Seares also wrote a number of papers on galactic structure. His conclusion as to the relative brightness of our Milky Way compared to other “spiral nebulae” was influential in the stand taken by Shapley (his student at Missouri and his co-worker at Mount Wilson) in the Curtis-Shapley debate of 1920. Seares also investigated the way interstellar material obscures and reddens the light from distant stars.
Seares was elected to the American Philosophical Society in 1917, an associate of the Royal Astronomical Society in 1918, and to the National Academy of Sciences in 1919. He received an LL.D. degree from the University of California in 1930 and another from the University of Missouri in 1934. In 1940 he was awarded the Bruce Gold Medal of the Astronomical Society of the Pacific. That same year his wife died; two years later he married his longtime assistant Mary Cross Joyner, and with her eventually retired to Honolulu, where he died at age ninety-one.
BIBLIOGRAPHY
I. Original Works. For a description of the Laws Observatory, see “Report of the Director of the Laws Observatory of the University of Missouri,” in Publications of the Astronomical Society of the Pacific, 15 (1903), 167–168.
Seares’s photometric techniques are described in “Photographic Photometry with the 60-inch Reflector of the Mount Wilson Solar Observatory,” in Astrophysical Journal, 39 (1914), 307–340; his so-called exposure ratio method for direct determination of the color index (a number to be subtracted from the photographic magnitude of a star to get its visual magnitude) is outlined in “A Simple Method of Determining the Colors of the Stars,” in Proceedings of the National Academy of Sciences of the United States of America, 2 (1916), 521–525. His paper entitled “The Surface Brightness of the Galactic System as Seen From a Distant External Point and a Comparison With Spiral Nebulae,” appeared in Astrophysical Journal, 52 (1920), 162–182.
The Mount Wilson Catalogue of Photographic Magnitudes in Selected Areas 1–139 is vol. IV of the Papers of the Mount Wilson Observatory and appeared in 1930 as Carnegie Institution of Washington Publication no 402: the authors are given as F. H. Seares, J. C. Kapteyn, and P. J. van Rhijn (although Kapteyn had been dean alsmost eight years), assisted by Mary C. Joyner and Myrtle L. Richmond, Magnitudes and Colors of Stars North of +80°, written with Frank E. Ross and Mary C. Joyner, appeared as vol. VI of the same series and as Carnegie Publication no. 532 (1941): this work is Seares’s final attempt to provide a set of absolute standard magnitudes in the North Polar region, replacing those printed in Transactions of the International Astronomical Union, 4 (1932), 140–152, that had been adopted as international standards.
Seares’s ideas on interstellar obscuration are summarized in “The Dust of Space,” based on his Bruce Gold Medal lecture, in Publications of the Astronomical Society of the Pacific, 52 (1940), 80–115.

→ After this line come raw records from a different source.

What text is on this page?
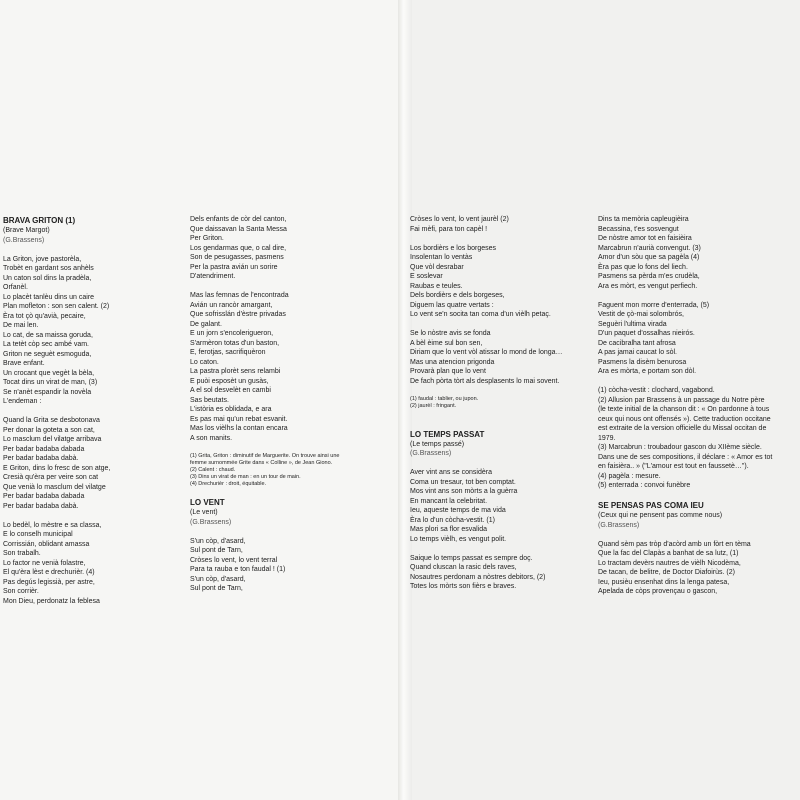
BRAVA GRITON (1)
(Brave Margot)
(G.Brassens)
La Griton, jove pastorèla,
Trobèt en gardant sos anhèls
Un caton sol dins la pradèla,
Orfanèl.
Lo placèt tanlèu dins un caire
Plan mofleton : son sen calent. (2)
Èra tot çò qu'avià, pecaire,
De mai len.
Lo cat, de sa maissa goruda,
La tetèt còp sec ambé vam.
Griton ne seguèt esmoguda,
Brave enfant.
Un crocant que vegèt la bèla,
Tocat dins un virat de man, (3)
Se n'anèt espandir la novèla
L'endeman :
Quand la Grita se desbotonava
Per donar la goteta a son cat,
Lo masclum del vilatge arribava
Per badar badaba dabada
Per badar badaba dabà.
E Griton, dins lo fresc de son atge,
Cresià qu'èra per veire son cat
Que venià lo masclum del vilatge
Per badar badaba dabada
Per badar badaba dabà.
Lo bedèl, lo mèstre e sa classa,
E lo conselh municipal
Corrissián, oblidant amassa
Son trabalh.
Lo factor ne venià folastre,
El qu'èra lèst e drechurièr. (4)
Pas degús legissià, per astre,
Son corrièr.
Mon Dieu, perdonatz la feblesa
Dels enfants de còr del canton,
Que daissavan la Santa Messa
Per Griton.
Los gendarmas que, o cal dire,
Son de pesugasses, pasmens
Per la pastra avián un sorire
D'atendriment.
Mas las femnas de l'encontrada
Avián un rancòr amargant,
Que sofrisslán d'èstre privadas
De galant.
E un jorn s'encolerigueron,
S'armèron totas d'un baston,
E, ferotjas, sacrifiquèron
Lo caton.
La pastra plorèt sens relambi
E puòi esposèt un gusàs,
A el sol desvelèt en cambi
Sas beutats.
L'istòria es oblidada, e ara
Es pas mai qu'un rebat esvanit.
Mas los vièlhs la contan encara
A son manits.
(1) Grita, Griton : diminutif de Marguerite. On trouve ainsi une
femme surnommée Grite dans « Colline », de Jean Giono.
(2) Calent : chaud.
(3) Dins un virat de man : en un tour de main.
(4) Drechurièr : droit, équitable.
LO VENT
(Le vent)
(G.Brassens)
S'un còp, d'asard,
Sul pont de Tarn,
Cròses lo vent, lo vent terral
Para ta rauba e ton faudal ! (1)
S'un còp, d'asard,
Sul pont de Tarn,
Cròses lo vent, lo vent jaurèl (2)
Fai mèfi, para ton capèl !
Los bordièrs e los borgeses
Insolentan lo ventàs
Que vòl desrabar
E soslevar
Raubas e teules.
Dels bordièrs e dels borgeses,
Diguem las quatre vertats :
Lo vent se'n socita tan coma d'un vièlh petaç.
Se lo nòstre avis se fonda
A bèl èime sul bon sen,
Diriam que lo vent vòl atissar lo mond de longa…
Mas una atencion prigonda
Provarà plan que lo vent
De fach pòrta tòrt als desplasents lo mai sovent.
(1) faudal : tablier, ou jupon.
(2) jaurèl : fringant.
LO TEMPS PASSAT
(Le temps passé)
(G.Brassens)
Aver vint ans se considèra
Coma un tresaur, tot ben comptat.
Mos vint ans son mòrts a la guèrra
En mancant la celebritat.
Ieu, aqueste temps de ma vida
Èra lo d'un còcha-vestit. (1)
Mas plori sa flor esvalida
Lo temps vièlh, es vengut polit.
Saique lo temps passat es sempre doç.
Quand cluscan la rasic dels raves,
Nosautres perdonam a nòstres debitors, (2)
Totes los mòrts son fièrs e braves.
Dins ta memòria capleugièira
Becassina, t'es sosvengut
De nòstre amor tot en faisièira
Marcabrun n'aurià convengut. (3)
Amor d'un sòu que sa pagèla (4)
Èra pas que lo fons del liech.
Pasmens sa pèrda m'es crudèla,
Ara es mòrt, es vengut perfiech.
Faguent mon morre d'enterrada, (5)
Vestit de çò-mai solombrós,
Seguèri l'ultima virada
D'un paquet d'ossalhas nieirós.
De cacibralha tant afrosa
A pas jamai caucat lo sòl.
Pasmens la disèm benurosa
Ara es mòrta, e portam son dòl.
(1) còcha-vestit : clochard, vagabond.
(2) Allusion par Brassens à un passage du Notre père
(le texte initial de la chanson dit : « On pardonne à tous
ceux qui nous ont offensés »). Cette traduction occitane
est extraite de la version officielle du Missal occitan de
1979.
(3) Marcabrun : troubadour gascon du XIIème siècle.
Dans une de ses compositions, il déclare : « Amor es tot
en faisièra.. » ("L'amour est tout en faussetè…").
(4) pagèla : mesure.
(5) enterrada : convoi funèbre
SE PENSAS PAS COMA IEU
(Ceux qui ne pensent pas comme nous)
(G.Brassens)
Quand sèm pas tròp d'acòrd amb un fòrt en tèma
Que la fac del Clapàs a banhat de sa lutz, (1)
Lo tractam devèrs nautres de vièlh Nicodèma,
De tacan, de belitre, de Doctor Diafoirùs. (2)
Ieu, pusièu ensenhat dins la lenga patesa,
Apelada de còps provençau o gascon,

A list of 161 publications by Seares follows Joy’s 1967 biographical memoir (see below).
II. Secondary Literature. For a contemporary discussion of Seares’s work, see Alfred H. Joy, “The Award of the Bruce Gold Medal to F. H. Seares,” in Publications of the Astronomical Society of the Pacific, 52 (1940), 69–79, with photograph facing p. 69. Joy also wrote the entry on Seares in Biographical Memoirs. National Academy of Sciences, 39 (1967), 417–431 with bibliography 432–444. An obituary by R. O. Redman appeared in Quarterly Journal of the Royal Astronomical Society, 7 (1966), 75–79.